What are Smart Contracts?
From a non-technical perspective:
Smart contracts are what their names suggest, contracts. Like any contract, they establish the terms of an agreement. The difference is that smart contracts’ terms are executed as code, usually running in a blockchain.
Perhaps one of the best analogies is the one by Nick Szabo, where he describes a smart contract as a vending machine. By giving money to the vending machine and with the correct product selection, the product is guaranteed. Smart contracts work equally. If we want to request something that the smart contract offers, by making a transaction we are guaranteed to get the contract’s output.
From a computer science perspective:
Smart contracts are nothing more than pieces of code and data stored in a particular address inside a blockchain. It is important to note that not all blockchains support smart contracts, the Bitcoin blockchain, for example, doesn’t support them.

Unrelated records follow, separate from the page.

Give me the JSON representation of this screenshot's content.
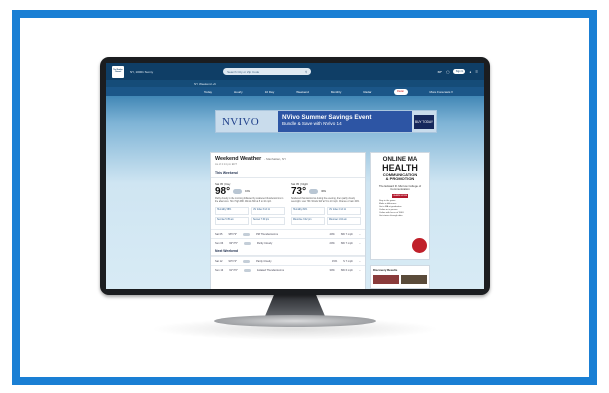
{
  "topbar": {
    "logo": "The Weather Channel",
    "location": "NY, 10001 Sunny",
    "search_placeholder": "Search City or Zip Code",
    "temp": "68°",
    "pill": "Sign In"
  },
  "subbar": {
    "text": "NY Weekend +6"
  },
  "nav": {
    "items": [
      "Today",
      "Hourly",
      "10 Day",
      "Weekend",
      "Monthly",
      "Radar"
    ],
    "radar_badge": "Radar",
    "more": "More Forecasts ▾"
  },
  "ad": {
    "logo": "NVIVO",
    "headline": "NVivo Summer Savings Event",
    "sub": "Bundle & Save with NVivo 14",
    "cta": "BUY TODAY"
  },
  "weekend": {
    "title": "Weekend Weather",
    "subtitle": "- Manhattan, NY",
    "updated": "As of 2:14 pm EDT",
    "section": "This Weekend",
    "days": [
      {
        "name": "Sat 05 | Day",
        "temp": "98°",
        "precip": "10%",
        "desc": "Partly cloudy in the morning followed by scattered thunderstorms in the afternoon. Hot. High 98F. Winds SW at 5 to 10 mph."
      },
      {
        "name": "Sat 05 | Night",
        "temp": "73°",
        "precip": "40%",
        "desc": "Scattered thunderstorms during the evening, then partly cloudy overnight. Low 73F. Winds SW at 5 to 10 mph. Chance of rain 40%."
      }
    ],
    "cells": [
      "Humidity 58%",
      "UV Index 8 of 11",
      "Sunrise 5:35 am",
      "Sunset 7:30 pm",
      "Humidity 81%",
      "UV Index 0 of 11",
      "Moonrise 3:42 pm",
      "Moonset 1:04 am"
    ],
    "rows": [
      {
        "day": "Sat 05",
        "temp": "98°/73°",
        "cond": "PM Thunderstorms",
        "precip": "40%",
        "wind": "SW 7 mph"
      },
      {
        "day": "Sun 06",
        "temp": "93°/75°",
        "cond": "Partly Cloudy",
        "precip": "20%",
        "wind": "SW 7 mph"
      }
    ],
    "next_section": "Next Weekend",
    "next_rows": [
      {
        "day": "Sat 12",
        "temp": "90°/74°",
        "cond": "Partly Cloudy",
        "precip": "15%",
        "wind": "S 7 mph"
      },
      {
        "day": "Sun 13",
        "temp": "91°/76°",
        "cond": "Isolated Thunderstorms",
        "precip": "30%",
        "wind": "SW 6 mph"
      }
    ]
  },
  "side_ad": {
    "l1": "ONLINE MA",
    "l2": "HEALTH",
    "l3": "COMMUNICATION",
    "l4": "& PROMOTION",
    "l5": "The Edward R. Murrow College of Communication",
    "cta": "LEARN MORE",
    "bullets": [
      "Stay in the game",
      "Make a difference",
      "Get a MA at graduation",
      "Online or in person",
      "Online with focus at WSU",
      "Get stories through data"
    ]
  },
  "discovery": {
    "title": "Discovery Results"
  }
}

Inside a smart contract, you can find a series of attributes and methods, in a similar way they would be defined inside a class, using an OOP analogy. These methods (or functions) can be used to retrieve information from the smart contract or to change the state of the blockchain, this is why every smart contract has its own address and balance.
How do Smart Contracts work?
A smart contract can be created and deployed by anyone. All the code and logic of a contract is public, so any interested part can see how it was implemented. Smart contracts can be written in a different variety of languages but need to be compiled into machine code that can be run by a blockchain node. The most common one is EVN (Ethereum Virtual Machine). Then, once it is deployed, every node in the network has a copy of the contract and its state. When a function that makes a change in the smart contract state is called, all nodes in the network execute the code and reach a consensus about the changes and the resulting value.
One can make use of the smart contract via transactions, this means that calling functions that alter the state will have a small cost or fee, called a “gas fee”. It is called “gas” because it is what keeps the blockchain running. This means that using a smart contract costs money, which is a security feature because it prevents the possibility of saturating the blockchain with smart contract calls.